In the preface to your new book How Good We Can Be you say that New Labour had an opportunity to bring about real reform but they “flunked it”.
I do think that it was my generation’s big chance. New Labour was elected to spend money on public services and it did, and there was some narrowing of inequality, but there was also an unwillingness to take on the big corporate beasts. The short-termism of British capitalism – the biases against innovation and investment – were left firmly in place. Ultimately it comes down to a lack of social democratic conviction. Tony Blair and Gordon Brown will never publicly acknowledge this, but they both know that they didn’t fulfil the mandate that they’d been given and I’d be amazed if they don’t privately reproach themselves.
With the benefit of hindsight, would you alter any of the predictions that you made 20 years ago?
A lot of what I said has come to pass. I was worried about the growth in inequality. I was worried about companies that didn’t have a purpose other than to maximise their share price. I thought that would lead to all kinds of dysfunctions, particularly in the labour market, and it has, but I never anticipated zero-hour contracts. I thought the credit booms were getting increasingly out of hand, but I never thought the whole thing would collapse.
In How Good We Can Be you paint a fairly bleak picture of Britain in 2015. Do you feel less optimistic about our chances of putting things right than you did 20 years ago?
If anything I am more upbeat. There has been a real change of climate. Free enterprise hasn’t exactly covered itself in glory and many people in the British business and financial establishment are less self-confident about this kind of libertarian rightwing position than they were 20 years ago. What I find so tantalising is captured in the book’s title. It wouldn’t take much to create the structures that would make this country the most dynamic in Europe. Instead of blaming everything on the EU or immigrants we have to acknowledge that our problems are homemade and we can address them.
Some of your arguments in the book are couched in quite moralistic terms. How important is the idea of fairness?
Walk through some of our seaside resorts, our old industrial towns, some of our great conurbations, and the neglect and the lack of opportunities that exist for the mass of people to flourish is painful. I do think people have an embedded sense of proportionality, that what you get out should be in proportion to what you put in. Pound for pound of turnover, the people that run British companies are the best paid in the world. But are they really that great? It’s a poison in the heart of our society. I’m the father of three kids, I run an Oxford college and I look at these young people and I think, what kind of world are my generation handing on to them? Are there great institutions they can build careers in? They’ve been sold off, they’ve been privatised. It’s been so much tougher for them and in the name of what? So-called wealth generation.

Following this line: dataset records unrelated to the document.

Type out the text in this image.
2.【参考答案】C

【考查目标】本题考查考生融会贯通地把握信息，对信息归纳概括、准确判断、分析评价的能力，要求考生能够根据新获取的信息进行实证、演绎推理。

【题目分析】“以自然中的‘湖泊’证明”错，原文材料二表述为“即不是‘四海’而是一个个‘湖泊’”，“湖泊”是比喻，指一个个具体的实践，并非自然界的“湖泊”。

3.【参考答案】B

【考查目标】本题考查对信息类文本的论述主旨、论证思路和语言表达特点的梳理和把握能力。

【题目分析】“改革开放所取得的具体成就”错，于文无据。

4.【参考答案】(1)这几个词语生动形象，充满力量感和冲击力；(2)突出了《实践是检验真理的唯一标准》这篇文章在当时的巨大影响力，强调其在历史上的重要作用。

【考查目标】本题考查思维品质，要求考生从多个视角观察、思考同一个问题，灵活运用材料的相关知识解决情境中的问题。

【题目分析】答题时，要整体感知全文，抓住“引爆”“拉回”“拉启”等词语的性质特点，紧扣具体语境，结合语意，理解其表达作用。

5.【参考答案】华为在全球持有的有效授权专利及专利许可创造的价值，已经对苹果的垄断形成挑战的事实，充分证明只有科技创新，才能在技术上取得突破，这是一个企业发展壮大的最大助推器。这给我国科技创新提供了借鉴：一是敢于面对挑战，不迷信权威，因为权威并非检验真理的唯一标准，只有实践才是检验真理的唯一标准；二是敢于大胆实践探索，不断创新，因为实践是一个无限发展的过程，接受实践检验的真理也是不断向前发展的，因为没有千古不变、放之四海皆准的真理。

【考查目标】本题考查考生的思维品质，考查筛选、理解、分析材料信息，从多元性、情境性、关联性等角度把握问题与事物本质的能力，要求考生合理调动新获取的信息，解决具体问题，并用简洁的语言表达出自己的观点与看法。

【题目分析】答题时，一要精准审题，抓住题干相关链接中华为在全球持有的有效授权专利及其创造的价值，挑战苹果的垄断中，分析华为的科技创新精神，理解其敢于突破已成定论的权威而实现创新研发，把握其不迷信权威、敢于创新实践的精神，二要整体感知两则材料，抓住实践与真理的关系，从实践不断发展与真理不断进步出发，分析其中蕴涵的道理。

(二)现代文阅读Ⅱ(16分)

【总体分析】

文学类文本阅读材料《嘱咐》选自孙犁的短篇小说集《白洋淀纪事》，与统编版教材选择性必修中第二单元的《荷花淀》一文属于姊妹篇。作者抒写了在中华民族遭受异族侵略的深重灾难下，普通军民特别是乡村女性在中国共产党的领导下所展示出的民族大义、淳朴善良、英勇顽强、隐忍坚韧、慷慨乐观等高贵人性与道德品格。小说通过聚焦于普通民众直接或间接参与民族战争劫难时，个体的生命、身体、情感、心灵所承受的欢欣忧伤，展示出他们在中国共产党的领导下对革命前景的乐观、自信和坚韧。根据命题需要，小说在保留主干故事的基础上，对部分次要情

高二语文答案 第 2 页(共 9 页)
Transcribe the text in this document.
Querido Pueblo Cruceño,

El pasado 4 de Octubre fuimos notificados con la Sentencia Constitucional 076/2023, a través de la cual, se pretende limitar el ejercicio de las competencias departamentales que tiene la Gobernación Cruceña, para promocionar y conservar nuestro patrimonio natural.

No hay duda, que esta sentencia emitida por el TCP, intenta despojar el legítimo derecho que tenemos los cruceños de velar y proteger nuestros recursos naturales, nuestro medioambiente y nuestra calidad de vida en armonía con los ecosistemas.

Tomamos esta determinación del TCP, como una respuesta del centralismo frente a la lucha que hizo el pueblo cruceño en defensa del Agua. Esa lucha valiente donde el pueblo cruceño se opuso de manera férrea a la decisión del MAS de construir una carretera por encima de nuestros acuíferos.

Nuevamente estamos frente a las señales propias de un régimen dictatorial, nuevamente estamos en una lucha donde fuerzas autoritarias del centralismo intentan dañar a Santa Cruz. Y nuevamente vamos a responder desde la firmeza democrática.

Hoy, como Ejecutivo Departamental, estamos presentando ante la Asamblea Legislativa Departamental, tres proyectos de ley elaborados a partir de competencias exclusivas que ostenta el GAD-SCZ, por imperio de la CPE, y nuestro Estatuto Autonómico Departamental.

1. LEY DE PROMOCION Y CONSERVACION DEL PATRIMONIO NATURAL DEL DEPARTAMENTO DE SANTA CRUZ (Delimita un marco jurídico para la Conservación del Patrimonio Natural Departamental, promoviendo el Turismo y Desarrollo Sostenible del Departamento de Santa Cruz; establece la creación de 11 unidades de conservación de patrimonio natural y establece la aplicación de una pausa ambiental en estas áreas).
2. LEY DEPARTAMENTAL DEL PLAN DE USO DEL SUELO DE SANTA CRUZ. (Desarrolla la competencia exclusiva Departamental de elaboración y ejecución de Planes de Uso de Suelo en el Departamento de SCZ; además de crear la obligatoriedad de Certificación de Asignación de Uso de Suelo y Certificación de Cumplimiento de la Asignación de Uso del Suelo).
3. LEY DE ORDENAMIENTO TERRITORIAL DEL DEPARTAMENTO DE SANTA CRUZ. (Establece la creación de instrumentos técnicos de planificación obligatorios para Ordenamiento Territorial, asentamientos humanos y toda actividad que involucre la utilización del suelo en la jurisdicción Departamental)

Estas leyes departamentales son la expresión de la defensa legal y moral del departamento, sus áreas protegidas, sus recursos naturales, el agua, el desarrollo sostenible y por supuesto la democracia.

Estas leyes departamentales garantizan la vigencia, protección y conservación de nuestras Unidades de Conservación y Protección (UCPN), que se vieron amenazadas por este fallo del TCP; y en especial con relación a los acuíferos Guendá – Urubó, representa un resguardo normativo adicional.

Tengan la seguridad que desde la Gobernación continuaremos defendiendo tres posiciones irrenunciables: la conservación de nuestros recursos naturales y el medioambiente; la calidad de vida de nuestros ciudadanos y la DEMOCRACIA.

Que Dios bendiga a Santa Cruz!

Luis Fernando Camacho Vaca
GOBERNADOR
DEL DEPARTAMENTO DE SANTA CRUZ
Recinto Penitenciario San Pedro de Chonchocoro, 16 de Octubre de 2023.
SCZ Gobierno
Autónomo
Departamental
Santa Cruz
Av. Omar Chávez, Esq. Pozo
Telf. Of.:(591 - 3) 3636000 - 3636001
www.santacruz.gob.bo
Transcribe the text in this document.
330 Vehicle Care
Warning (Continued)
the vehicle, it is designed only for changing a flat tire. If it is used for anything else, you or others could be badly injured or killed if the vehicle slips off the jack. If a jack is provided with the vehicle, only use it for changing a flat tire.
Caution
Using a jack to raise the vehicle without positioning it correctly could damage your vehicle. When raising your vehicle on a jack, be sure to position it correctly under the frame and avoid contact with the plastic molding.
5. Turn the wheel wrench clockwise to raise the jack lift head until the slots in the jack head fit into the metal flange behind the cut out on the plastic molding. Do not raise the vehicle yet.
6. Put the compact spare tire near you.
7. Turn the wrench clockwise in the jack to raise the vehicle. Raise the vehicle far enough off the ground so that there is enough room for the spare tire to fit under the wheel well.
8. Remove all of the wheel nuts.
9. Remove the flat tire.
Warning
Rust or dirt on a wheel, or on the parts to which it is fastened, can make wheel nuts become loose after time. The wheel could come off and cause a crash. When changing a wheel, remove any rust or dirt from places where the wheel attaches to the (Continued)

Which organisations or countries are getting it right?
I think the British university system is to be admired. These are academically excellent institutions that are still more or less open to everybody on merit and produce good results and are quite porous in their relationship with the business world. I love the entrepreneurialism of Palo Alto and Silicon Valley – the experimentation with the new, and the fact that they are all great team players. If I could go shopping, I’d take a little bit of Silicon Valley’s get up and go; some elements of the German banking system, which is very supportive of medium-sized companies; I like the Nordic approach to corporate ownership, which has very democratic foundations; I’d throw in some elements of the Dutch and Danish welfare systems; and finally, the Swiss approach to lifelong learning for the masses. Unfortunately it’s not as simple as taking a supermarket trolley and throwing it all in.
Who inspires you?
I admire Thomas Piketty. For all its small flaws, Capital is a kind of masterwork that’s put the question of equality on the agenda. David Marquand [former Labour MP, historian and political writer] has influenced me a lot. His view is essentially that the way you hold the public sector to account is a fundamental building block of a good society. An economist who interests me a lot is Axel Leijonhufvud: his belief is that it’s impossible for free-market economic principles to be true because they neglect the role of time and uncertainty. Both men are now in their 80s but boy have they got it right. And I know it’s extremely unfashionable, but I think that Vince Cable has done a really good job as business secretary.
Who’s going to win the election?
I think the Labour party will be the single biggest party in the House of Commons, but probably without an overall majority. It will govern successfully for most of the next parliament because the Conservative party will go to war over Europe and Ukip. Neither the Scottish nationalists nor the Liberal Democrats are going to form a coalition with Labour, but they will vote for it on a case-by-case basis.
For the Tories, some kind of intellectual reinvention needs to happen. Although he’s regarded as a buffoon, the person in the party from whom this might come is Boris Johnson. He’s a much more intelligent, reflective politician than he’s given credit for.
What would you like to see Labour do first if they get into power?
Firstly, we need a companies act for the 21st century: ownership reform is fundamental. The next priority should be really scaling up the embryonic innovation architecture that’s been developed by Vince Cable and David Willetts. Thirdly, housing reform – we’ve got to have proper property taxation and construction of new homes. And finally, launching a system of lifelong learning, like the one they have in Switzerland, so the mass of people have the chance to flourish.
Everybody knows Miliband’s weaknesses. You can’t open a newspaper without reading about them – indecisive, not plausible in public, can’t eat a bacon sandwich properly. But his view of what needs to be done is broadly correct, it’s grounded in really good values and, rather like Attlee in 1945, I think he will do it.